Tuesday 16 December 2014

RBS Planning Debut Sale of Riskiest Bank Debt After Stress Test

363.7012/15/2014
Royal Bank of Scotland Group Plc plans to sell about 2 billion pounds ($3.1 billion) of junior bonds to shore up capital after barely passing stress tests set by the Bank of England.
Britain’s biggest government-owned lender will issue additional Tier 1 securities that will convert to equity if its capital ratio falls below 7 percent, RBS said in a statement. The tests show the bank’s capital ratio would have fallen to 4.6 percent in a crisis, just above the 4.5 percent pass threshold.
“New total loss absorbing capital rules for global, systemically important banks, of which RBS is one, have re-written the rule book,” said Jonathan Tyce, a senior bank analyst with Bloomberg Intelligence. “Bail-in ability is the buzzword.”
The Edinburgh-based lender is among eight U.K. banks tested by the Bank of England to ensure they won’t need to rely on taxpayers for a rescue in a crisis. RBS is 80 percent owned by the British government after receiving the world’s biggest bank bailout in 2008 and 2009.

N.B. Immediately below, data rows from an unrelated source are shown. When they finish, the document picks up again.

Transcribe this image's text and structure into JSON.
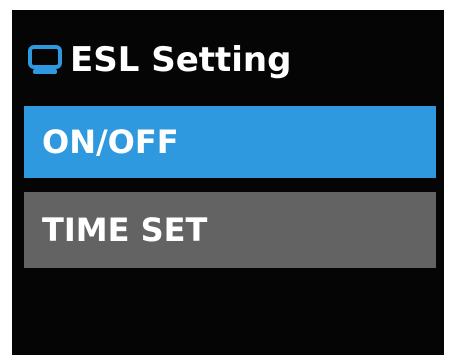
{
  "header": {
    "title": "ESL Setting",
    "icon": "monitor-icon"
  },
  "menu": {
    "items": [
      {
        "label": "ON/OFF",
        "selected": true
      },
      {
        "label": "TIME SET",
        "selected": false
      }
    ]
  },
  "colors": {
    "background": "#050505",
    "selected": "#2e99de",
    "item": "#636363",
    "icon": "#2e99de",
    "text": "#ffffff"
  }
}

It will join the nation’s biggest lenders in
selling additional Tier 1 securities since the market opened in April last year. U.K. banks have issued the equivalent of about $23.7 billion of the high-yield contingent capital notes, which have no maturity dates and optional interest payments, compared with a total $65 billion from all European issuers, according to data compiled by Bloomberg.